A fresh study by environmental research organisation CDP found that Europe’s oil majors, including Shell, Total and BP, account for around 70% of the sector’s renewable energy capacity.

From these companies, Total spent the most on low carbon energies – around 4.3% of its budget in 2018. Meanwhile, Shell has made the biggest future commitment with plans to spend US$1-2 billion per year on clean energy.

Norwegian firm Equinor aims to spend 15-20% of its budget on renewables by 2030, after a recent rebrand from Statoil to reflect its intention to diversify its energy sources.
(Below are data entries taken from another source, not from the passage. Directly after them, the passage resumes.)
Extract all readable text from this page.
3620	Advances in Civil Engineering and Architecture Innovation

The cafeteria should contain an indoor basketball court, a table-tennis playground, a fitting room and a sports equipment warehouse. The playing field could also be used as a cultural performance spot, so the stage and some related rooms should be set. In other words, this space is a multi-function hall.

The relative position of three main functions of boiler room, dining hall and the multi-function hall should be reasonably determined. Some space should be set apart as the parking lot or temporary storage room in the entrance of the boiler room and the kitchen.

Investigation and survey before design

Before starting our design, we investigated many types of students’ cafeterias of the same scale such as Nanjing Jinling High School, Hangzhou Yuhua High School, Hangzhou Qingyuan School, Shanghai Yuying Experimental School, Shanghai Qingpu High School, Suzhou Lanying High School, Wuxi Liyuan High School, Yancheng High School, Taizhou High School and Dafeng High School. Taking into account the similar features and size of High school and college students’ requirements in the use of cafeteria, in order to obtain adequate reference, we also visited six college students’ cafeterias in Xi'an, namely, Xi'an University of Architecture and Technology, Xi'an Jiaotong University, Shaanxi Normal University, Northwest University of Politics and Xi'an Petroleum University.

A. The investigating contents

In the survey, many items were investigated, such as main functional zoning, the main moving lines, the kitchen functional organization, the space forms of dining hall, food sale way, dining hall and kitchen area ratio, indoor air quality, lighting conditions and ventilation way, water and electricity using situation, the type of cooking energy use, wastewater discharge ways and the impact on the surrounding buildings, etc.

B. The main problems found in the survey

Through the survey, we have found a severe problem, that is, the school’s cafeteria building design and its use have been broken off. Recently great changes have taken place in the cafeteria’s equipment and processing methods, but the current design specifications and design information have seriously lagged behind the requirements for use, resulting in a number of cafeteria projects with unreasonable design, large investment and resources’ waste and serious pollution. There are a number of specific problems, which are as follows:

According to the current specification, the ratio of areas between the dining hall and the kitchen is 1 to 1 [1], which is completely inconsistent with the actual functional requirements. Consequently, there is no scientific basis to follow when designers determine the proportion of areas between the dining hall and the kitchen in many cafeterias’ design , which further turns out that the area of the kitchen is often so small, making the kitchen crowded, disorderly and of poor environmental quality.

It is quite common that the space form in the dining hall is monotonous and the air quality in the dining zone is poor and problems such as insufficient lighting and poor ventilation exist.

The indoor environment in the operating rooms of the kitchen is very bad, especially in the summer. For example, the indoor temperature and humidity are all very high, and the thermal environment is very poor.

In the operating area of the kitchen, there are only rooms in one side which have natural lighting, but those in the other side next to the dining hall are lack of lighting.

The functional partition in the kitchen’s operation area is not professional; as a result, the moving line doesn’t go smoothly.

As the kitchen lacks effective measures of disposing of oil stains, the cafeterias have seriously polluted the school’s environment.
However, the world’s top 24 publicly listed companies spent just 1.3% of their total budgets on low carbon energy in 2018, with US and Asian oil firms generally slower to invest in renewables.

“With less domestic pressure to diversify, US companies have not embraced renewables in the same way as their European peers,” said CDP in the report.

But US-based ExxonMobil – a company that previously promoted climate change denial, joined the Oil and Gas Climate Initiative (OGCI) this year, in a sign that it may be considering the role it plays in global warming.